“钱懋老贼,竟有如此手段!”
见状,晏宁郁郁叹息道:“他是三朝元老,又在京中任职多年,自是有些道行。”
“只可惜我们已经打草惊蛇,再想对付他怕是更难了。”
闻言,晏宁眸光一转,别具深意地说道:“他既有了防备便再难寻出破绽,可若是转换思路从别处下手,也未必不能破局。”
“你的意思是……”
对视的一刹那,他立刻就明白了她的用意。
“柴蕴之!”
“不错!”
身为盟友,不会有人比柴蕴之更清楚钱懋的罪状。
“可他与钱懋同气连枝,未必肯俯首认罪。”
“他这个人最是狡猾,若知道钱懋大势已去,必然会另做打算。皇上何不将他召入宫来?”
“你确定他会出卖钱懋?”
“常言道人为财死,鸟为食亡。若指证钱懋可换得一条出路,他必是毫不迟疑。”
听着她笃定的论调,萧御暗暗挑起了眉峰:“你好像很了解他?”
“谈不上有多了解,不过是照常理推断罢了。”
见他仍凝眸望着自己,晏宁无奈地苦笑:“你不会还在疑心我喜欢他吧?”
“你想到哪去了……”
见他不自然地移开了视线,晏宁顿时轻笑出声。
“你笑什么?”
看着他羞恼的眼神,晏宁当即笑着掩唇:“没什么……”
见状,萧御不自在地咳了一声:“柴蕴之这个人并非良善,就算他肯戴罪立功指认钱懋,朕也绝不会再重用他。”

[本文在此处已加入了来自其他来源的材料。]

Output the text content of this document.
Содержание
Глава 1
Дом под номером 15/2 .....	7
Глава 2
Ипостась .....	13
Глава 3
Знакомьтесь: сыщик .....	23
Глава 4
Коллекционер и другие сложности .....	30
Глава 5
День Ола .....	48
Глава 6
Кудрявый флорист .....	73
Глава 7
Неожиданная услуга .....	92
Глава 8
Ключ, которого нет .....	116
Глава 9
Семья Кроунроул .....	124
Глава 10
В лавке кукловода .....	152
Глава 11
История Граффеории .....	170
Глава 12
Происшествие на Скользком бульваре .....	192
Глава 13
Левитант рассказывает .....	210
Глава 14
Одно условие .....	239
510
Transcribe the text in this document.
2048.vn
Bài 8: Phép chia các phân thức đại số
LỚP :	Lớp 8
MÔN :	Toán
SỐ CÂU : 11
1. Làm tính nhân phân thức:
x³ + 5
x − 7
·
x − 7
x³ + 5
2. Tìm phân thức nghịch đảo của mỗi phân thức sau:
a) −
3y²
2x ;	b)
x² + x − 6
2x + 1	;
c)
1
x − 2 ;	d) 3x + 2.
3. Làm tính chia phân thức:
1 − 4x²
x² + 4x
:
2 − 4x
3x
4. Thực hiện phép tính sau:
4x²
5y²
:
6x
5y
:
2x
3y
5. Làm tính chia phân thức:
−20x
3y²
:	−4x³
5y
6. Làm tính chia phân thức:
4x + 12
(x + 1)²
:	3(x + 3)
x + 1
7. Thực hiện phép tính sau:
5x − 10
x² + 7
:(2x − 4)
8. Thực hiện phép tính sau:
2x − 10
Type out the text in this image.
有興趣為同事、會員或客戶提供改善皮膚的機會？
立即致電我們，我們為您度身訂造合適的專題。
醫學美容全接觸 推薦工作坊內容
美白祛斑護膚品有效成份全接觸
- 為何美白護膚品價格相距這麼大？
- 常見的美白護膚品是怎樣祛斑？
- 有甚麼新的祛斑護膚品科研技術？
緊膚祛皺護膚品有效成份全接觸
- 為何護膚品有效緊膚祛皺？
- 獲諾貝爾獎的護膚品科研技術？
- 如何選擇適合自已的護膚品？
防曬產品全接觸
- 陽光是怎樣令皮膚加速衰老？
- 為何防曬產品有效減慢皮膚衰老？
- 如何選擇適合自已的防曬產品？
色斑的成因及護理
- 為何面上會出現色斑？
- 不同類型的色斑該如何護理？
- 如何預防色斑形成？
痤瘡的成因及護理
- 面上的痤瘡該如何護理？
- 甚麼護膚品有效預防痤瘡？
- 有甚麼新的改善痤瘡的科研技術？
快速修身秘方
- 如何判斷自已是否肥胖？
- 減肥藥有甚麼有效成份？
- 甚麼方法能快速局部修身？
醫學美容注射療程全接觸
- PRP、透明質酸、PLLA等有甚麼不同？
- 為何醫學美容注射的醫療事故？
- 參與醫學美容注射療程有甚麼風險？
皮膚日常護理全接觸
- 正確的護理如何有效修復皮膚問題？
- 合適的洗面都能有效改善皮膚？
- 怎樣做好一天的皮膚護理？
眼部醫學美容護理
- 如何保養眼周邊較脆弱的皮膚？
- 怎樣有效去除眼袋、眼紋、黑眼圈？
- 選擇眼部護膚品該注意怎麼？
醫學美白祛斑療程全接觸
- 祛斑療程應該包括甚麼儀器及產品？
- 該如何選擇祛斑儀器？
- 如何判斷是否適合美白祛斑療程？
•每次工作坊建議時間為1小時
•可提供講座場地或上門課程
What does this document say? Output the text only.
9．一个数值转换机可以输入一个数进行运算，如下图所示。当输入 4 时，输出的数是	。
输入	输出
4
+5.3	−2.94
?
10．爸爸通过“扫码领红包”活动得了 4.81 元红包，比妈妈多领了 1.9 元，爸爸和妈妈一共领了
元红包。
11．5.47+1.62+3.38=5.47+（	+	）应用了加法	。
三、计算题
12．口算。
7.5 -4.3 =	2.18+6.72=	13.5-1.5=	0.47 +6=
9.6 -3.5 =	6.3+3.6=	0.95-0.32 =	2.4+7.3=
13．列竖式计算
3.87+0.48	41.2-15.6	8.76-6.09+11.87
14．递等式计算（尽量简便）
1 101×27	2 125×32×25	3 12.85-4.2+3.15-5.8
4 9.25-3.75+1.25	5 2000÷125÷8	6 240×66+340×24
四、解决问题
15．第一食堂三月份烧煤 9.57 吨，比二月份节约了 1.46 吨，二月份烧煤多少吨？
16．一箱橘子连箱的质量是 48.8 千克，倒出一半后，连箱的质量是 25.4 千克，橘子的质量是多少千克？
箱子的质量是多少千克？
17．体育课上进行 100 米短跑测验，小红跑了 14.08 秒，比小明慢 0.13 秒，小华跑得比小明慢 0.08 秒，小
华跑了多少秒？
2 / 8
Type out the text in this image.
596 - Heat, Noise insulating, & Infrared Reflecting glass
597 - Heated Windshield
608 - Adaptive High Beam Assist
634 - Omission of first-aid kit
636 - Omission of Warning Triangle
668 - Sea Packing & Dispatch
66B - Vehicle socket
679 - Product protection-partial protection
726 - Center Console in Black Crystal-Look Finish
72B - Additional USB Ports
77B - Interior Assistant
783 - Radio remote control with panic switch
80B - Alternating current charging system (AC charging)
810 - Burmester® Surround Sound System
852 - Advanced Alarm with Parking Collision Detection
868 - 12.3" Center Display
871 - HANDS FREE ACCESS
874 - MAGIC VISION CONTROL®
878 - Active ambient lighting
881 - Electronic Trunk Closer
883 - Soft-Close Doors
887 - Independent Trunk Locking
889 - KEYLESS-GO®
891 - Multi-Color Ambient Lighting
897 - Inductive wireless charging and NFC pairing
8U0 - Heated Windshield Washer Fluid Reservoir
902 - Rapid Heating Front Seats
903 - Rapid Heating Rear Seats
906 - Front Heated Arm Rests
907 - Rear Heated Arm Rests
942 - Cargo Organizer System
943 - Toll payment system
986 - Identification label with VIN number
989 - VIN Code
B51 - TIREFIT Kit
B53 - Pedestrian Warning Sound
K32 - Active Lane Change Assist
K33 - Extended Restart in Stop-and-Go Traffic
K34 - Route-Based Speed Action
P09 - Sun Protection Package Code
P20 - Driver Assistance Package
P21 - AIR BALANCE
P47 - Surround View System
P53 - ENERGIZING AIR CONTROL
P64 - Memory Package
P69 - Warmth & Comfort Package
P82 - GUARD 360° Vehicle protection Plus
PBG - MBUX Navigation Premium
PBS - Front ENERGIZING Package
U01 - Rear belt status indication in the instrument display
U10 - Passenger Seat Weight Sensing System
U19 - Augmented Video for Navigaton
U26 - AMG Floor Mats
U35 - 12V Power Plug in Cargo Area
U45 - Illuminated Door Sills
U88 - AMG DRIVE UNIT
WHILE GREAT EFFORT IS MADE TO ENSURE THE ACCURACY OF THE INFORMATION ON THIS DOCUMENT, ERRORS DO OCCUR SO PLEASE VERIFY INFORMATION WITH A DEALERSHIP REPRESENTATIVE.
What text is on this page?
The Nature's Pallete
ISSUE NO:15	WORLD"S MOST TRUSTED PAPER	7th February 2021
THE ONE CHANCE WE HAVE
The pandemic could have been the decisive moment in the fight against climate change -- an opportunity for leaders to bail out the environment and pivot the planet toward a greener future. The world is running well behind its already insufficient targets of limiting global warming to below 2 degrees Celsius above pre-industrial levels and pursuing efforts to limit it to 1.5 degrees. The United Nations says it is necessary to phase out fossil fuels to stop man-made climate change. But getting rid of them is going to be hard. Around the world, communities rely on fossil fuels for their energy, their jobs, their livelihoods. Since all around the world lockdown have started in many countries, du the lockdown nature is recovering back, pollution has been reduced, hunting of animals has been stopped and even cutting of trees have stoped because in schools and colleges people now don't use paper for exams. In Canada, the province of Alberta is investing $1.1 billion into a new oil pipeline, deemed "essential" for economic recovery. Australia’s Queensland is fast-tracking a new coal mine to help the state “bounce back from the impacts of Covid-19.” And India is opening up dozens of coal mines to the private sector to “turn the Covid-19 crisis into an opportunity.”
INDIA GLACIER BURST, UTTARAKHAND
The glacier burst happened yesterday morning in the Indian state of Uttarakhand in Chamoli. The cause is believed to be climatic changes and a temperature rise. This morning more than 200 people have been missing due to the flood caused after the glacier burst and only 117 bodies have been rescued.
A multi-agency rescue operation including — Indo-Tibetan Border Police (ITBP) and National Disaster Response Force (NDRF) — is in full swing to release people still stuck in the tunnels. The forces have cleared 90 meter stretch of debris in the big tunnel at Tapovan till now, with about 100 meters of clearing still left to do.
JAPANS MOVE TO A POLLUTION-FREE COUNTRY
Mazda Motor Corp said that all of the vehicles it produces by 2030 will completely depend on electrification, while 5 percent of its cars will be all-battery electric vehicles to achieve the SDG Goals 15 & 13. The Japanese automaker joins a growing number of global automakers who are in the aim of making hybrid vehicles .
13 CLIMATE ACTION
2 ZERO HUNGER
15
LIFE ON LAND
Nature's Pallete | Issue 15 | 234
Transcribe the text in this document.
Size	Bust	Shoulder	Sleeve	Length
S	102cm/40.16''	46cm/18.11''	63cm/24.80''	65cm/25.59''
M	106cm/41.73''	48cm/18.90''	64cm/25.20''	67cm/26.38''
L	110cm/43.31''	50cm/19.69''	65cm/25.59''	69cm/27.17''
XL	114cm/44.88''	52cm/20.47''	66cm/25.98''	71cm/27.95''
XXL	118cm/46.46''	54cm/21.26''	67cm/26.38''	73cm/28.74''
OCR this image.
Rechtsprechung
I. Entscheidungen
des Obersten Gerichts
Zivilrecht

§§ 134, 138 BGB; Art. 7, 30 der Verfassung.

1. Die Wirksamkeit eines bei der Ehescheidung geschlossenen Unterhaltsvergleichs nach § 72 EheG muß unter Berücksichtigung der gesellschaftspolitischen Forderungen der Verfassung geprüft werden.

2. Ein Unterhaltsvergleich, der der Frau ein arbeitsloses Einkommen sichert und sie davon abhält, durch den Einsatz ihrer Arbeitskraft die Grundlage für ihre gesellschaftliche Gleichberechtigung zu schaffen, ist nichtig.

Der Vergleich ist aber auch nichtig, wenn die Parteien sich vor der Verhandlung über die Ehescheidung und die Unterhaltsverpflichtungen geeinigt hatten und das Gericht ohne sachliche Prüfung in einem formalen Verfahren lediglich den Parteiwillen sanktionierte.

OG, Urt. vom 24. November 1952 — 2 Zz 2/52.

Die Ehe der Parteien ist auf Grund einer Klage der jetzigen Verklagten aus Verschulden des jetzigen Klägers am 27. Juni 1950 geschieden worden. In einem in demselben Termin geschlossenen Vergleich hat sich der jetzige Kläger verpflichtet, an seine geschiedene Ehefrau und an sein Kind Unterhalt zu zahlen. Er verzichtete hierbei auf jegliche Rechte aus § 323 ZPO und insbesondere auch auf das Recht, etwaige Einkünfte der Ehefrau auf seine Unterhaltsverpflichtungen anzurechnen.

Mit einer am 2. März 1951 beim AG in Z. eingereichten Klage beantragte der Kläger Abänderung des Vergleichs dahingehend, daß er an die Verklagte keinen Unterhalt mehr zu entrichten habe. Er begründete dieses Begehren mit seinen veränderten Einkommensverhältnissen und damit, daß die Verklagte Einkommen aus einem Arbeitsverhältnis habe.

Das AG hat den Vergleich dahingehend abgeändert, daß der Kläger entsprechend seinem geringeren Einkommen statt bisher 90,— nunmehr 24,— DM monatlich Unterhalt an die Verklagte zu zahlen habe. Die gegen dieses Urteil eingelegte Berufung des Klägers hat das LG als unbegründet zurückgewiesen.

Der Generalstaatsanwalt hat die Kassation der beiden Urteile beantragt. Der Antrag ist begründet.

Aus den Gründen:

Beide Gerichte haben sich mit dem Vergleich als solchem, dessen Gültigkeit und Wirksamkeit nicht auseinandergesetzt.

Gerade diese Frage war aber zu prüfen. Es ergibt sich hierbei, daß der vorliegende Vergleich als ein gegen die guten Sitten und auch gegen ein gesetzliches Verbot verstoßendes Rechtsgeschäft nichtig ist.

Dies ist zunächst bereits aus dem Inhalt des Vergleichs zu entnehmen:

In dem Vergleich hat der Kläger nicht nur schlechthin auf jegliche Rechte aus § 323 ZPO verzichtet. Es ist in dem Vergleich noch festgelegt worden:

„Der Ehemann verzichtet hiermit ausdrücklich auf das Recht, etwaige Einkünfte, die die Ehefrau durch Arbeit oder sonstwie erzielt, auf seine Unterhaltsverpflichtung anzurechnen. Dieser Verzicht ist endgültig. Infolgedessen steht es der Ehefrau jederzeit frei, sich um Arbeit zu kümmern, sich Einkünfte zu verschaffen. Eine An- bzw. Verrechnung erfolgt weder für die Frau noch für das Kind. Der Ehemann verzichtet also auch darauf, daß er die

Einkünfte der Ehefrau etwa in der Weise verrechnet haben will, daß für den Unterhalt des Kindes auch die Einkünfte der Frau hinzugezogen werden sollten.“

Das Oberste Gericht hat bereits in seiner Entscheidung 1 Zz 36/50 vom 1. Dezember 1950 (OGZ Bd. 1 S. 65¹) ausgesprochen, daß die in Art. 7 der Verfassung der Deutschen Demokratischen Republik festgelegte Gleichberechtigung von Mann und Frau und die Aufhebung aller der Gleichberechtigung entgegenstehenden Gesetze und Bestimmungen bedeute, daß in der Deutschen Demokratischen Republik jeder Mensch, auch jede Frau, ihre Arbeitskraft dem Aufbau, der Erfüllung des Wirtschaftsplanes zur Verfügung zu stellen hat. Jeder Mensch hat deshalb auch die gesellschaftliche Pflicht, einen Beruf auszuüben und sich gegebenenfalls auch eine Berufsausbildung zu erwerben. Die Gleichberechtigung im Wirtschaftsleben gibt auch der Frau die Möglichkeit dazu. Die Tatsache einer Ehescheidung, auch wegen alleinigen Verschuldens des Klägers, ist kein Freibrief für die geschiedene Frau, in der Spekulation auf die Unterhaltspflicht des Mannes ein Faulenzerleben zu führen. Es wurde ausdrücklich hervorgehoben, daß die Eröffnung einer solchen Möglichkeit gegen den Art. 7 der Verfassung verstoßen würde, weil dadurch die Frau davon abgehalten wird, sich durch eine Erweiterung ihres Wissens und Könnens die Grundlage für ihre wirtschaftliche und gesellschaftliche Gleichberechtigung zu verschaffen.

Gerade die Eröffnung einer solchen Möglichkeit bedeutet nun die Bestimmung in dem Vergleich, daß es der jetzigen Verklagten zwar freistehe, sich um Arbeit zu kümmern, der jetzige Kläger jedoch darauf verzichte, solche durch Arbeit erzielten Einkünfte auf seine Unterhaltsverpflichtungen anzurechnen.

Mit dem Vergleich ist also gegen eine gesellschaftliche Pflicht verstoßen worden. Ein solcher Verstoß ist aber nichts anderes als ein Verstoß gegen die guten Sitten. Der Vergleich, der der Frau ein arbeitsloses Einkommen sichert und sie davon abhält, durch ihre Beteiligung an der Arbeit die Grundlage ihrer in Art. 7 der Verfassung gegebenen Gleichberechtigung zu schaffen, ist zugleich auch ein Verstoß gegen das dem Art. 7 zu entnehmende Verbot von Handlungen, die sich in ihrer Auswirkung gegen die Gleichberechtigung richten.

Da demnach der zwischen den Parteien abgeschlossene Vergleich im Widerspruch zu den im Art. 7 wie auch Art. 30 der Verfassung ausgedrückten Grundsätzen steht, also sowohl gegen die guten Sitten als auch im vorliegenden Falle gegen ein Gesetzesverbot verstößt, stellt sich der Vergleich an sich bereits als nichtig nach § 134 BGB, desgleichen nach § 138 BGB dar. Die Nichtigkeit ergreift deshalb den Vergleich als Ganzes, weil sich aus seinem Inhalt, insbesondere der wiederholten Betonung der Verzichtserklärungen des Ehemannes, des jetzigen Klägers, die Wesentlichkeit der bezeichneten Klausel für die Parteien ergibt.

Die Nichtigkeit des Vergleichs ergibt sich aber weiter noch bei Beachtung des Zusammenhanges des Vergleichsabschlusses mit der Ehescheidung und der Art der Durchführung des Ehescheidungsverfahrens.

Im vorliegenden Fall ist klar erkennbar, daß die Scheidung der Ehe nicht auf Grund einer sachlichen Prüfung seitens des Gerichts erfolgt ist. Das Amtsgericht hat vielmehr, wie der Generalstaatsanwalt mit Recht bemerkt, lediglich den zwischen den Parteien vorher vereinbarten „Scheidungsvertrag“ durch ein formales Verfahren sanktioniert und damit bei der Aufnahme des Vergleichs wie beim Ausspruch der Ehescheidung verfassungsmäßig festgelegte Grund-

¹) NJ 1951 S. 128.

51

“他心术不正理应受到责罚,但眼下还是应该先行利诱。”
“放心吧,朕知道该怎么做。”
次日散朝后,秦仲叫住了想要离开的柴蕴之。
“柴大人且慢,请随杂家去一趟御书房。”
闻言,柴蕴之眸光一怔,心中顿时涌出一丝恐慌。
“敢问公公,不知皇上寻我所为何事?”
“柴大人一去便知,请吧……”
见他不肯透露,柴蕴之心中更是忐忑。可事已至此,便也只能硬着头皮随他而去。
当二人消失在拐角时,走在人后的钱懋心头一跳,顿时生出了一股不祥的预感。
如果真到了不可挽回的地步,那么便只剩下玉石俱焚这一条路了。
想到此处,他眸光一沉,转身走向了深宫。